Las conclusiones y recomendaciones objeto de seguimiento afectan a aquellas áreas donde se detectaron las deficiencias en el informe anterior, como son control interno, rendición y tramitación de cuentas, gestión de gastos, personal, deuda, tesorería, estabilidad presupuestaria y remanente de tesorería

En total, se va a realizar el seguimiento a 14 cuestiones de las que once de ellas conllevan recomendaciones y el alcance temporal será el ejercicio 2016. No obstante, señala que para algunas cuestiones se realizará una revisión de todo el periodo posterior al ejercicio anteriormente fiscalizado, es decir, 2012-2016, con objeto de analizar la evolución acaecida durante dichos ejercicios.

Además, se tendrán en cuenta, para determinados aspectos, las actuaciones llevadas a cabo hasta la finalización de los trabajos de campo, con la finalidad de conseguir una mejor consecución del objetivo y presentar el informe lo más actualizado posible.

EL INFORME DE 2011

El documento emitido por la Cámara de Cuentas de Andalucía respecto a este Ayuntamiento en 2011, año en que estuvo gobernado durante seis meses por Joaquín Benítez (IU-CA) y el resto del ejercicio por Isabel Ortiz (PSOE) al mediar elecciones municipales, recoge elementos como que "el trabajo realizado sobre el sistema de control interno y las limitaciones al alcance ponen de manifiesto deficiencias que impiden asegurar la fiabilidad de los estados contables de la corporación, la coherencia interna entre los distintos estados, la integridad de las transacciones realizadas y el control y salvaguarda de los activos".

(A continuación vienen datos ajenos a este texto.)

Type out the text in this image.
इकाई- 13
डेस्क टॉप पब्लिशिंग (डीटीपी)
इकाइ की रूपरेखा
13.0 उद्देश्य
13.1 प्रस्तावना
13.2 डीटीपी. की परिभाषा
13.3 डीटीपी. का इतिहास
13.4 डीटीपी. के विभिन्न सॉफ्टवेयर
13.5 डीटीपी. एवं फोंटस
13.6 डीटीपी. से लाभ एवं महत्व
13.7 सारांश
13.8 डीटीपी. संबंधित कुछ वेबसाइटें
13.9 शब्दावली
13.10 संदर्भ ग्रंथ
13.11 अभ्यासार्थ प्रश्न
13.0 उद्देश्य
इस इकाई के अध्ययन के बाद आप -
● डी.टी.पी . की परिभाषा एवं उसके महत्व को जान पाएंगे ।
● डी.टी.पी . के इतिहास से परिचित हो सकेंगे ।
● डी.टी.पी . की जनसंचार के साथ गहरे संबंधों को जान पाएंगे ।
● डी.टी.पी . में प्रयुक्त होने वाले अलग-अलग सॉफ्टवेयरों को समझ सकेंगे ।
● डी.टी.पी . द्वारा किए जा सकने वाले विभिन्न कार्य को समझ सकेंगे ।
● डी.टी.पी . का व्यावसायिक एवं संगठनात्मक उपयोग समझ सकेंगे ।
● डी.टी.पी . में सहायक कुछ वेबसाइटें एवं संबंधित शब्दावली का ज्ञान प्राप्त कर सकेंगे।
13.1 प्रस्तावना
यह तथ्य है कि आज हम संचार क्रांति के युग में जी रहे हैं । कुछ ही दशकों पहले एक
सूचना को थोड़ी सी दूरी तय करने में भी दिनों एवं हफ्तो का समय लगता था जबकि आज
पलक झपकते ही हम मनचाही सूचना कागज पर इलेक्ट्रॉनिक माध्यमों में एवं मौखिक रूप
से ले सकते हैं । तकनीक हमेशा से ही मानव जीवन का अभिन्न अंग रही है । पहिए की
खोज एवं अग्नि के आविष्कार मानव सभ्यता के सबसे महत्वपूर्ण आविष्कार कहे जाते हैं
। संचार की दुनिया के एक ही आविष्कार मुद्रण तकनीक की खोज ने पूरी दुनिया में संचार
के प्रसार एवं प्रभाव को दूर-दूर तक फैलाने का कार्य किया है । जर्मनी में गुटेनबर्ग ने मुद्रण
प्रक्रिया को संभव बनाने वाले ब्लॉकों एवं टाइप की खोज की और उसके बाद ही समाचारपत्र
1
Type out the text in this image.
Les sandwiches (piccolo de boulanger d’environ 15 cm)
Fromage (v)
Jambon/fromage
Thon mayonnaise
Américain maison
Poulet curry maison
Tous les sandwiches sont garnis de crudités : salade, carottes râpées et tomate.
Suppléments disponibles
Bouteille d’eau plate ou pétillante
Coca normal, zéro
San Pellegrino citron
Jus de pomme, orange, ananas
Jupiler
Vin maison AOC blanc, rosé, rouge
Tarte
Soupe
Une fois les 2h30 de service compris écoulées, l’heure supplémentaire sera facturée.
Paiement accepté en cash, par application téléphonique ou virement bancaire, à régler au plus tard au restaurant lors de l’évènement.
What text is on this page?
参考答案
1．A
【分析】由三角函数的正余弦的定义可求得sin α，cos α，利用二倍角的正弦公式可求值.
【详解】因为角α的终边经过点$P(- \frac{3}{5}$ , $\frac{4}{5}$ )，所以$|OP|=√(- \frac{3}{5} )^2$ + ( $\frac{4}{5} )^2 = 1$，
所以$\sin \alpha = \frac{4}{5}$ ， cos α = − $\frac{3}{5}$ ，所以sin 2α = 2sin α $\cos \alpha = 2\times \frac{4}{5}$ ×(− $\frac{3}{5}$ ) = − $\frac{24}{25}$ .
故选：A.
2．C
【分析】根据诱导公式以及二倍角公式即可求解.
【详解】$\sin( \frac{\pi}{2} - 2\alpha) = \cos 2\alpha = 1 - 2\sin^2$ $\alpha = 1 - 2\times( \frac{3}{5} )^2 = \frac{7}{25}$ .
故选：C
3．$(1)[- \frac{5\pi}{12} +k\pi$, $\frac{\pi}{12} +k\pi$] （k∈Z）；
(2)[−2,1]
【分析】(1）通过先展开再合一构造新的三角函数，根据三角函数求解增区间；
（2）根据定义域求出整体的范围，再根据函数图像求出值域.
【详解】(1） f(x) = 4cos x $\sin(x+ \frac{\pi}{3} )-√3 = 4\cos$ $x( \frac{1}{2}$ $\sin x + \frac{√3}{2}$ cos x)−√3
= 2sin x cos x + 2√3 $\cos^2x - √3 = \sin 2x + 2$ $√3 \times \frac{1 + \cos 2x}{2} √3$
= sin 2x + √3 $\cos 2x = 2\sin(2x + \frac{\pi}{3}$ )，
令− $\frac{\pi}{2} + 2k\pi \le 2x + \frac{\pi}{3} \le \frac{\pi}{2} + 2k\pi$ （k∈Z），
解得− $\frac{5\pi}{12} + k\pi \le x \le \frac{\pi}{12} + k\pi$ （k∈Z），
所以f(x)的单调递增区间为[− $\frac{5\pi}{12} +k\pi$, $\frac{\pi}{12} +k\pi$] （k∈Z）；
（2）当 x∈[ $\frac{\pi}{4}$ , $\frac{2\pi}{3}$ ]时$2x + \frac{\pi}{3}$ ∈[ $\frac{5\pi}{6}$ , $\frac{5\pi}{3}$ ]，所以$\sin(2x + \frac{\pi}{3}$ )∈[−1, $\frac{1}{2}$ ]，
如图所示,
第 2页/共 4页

"El Ayuntamiento no dispone de una herramienta que permita identificar todos los bienes inventariables", indicaba. Además, advertía de que "no se han realizado los informes de morosidad que se han de remitir al Ministerio de Hacienda y Administraciones Públicas" y el Ayuntamiento tampoco disponía de "una Relación de Puestos de Trabajo".

Del mismo modo, detectaba importes que deberían figurar como deuda de la corporación, como son los ingresos derivados de la participación de los municipios en tributos del Estado (PIE) cobrados en exceso en los años 2008 y 2009 y veía necesario "provisionar los importes correspondientes a los procedimientos judiciales abiertos".

También, agregaba que "los anticipos de caja fija no se ajustan a lo establecido" en la propia base 23 de la ejecución del presupuesto, toda vez que "la corporación no realiza arqueos de caja periódicos" y "el informe de la Intervención indica que se incumple el principio de estabilidad presupuestaria sin que se haya elaborado el plan económico financiero contemplado en el artículo 20 del Real Decreto 1463/2007". Por último, se detectaban "diferencias entre la relación de deudores y los saldos que figuran en los estados contables".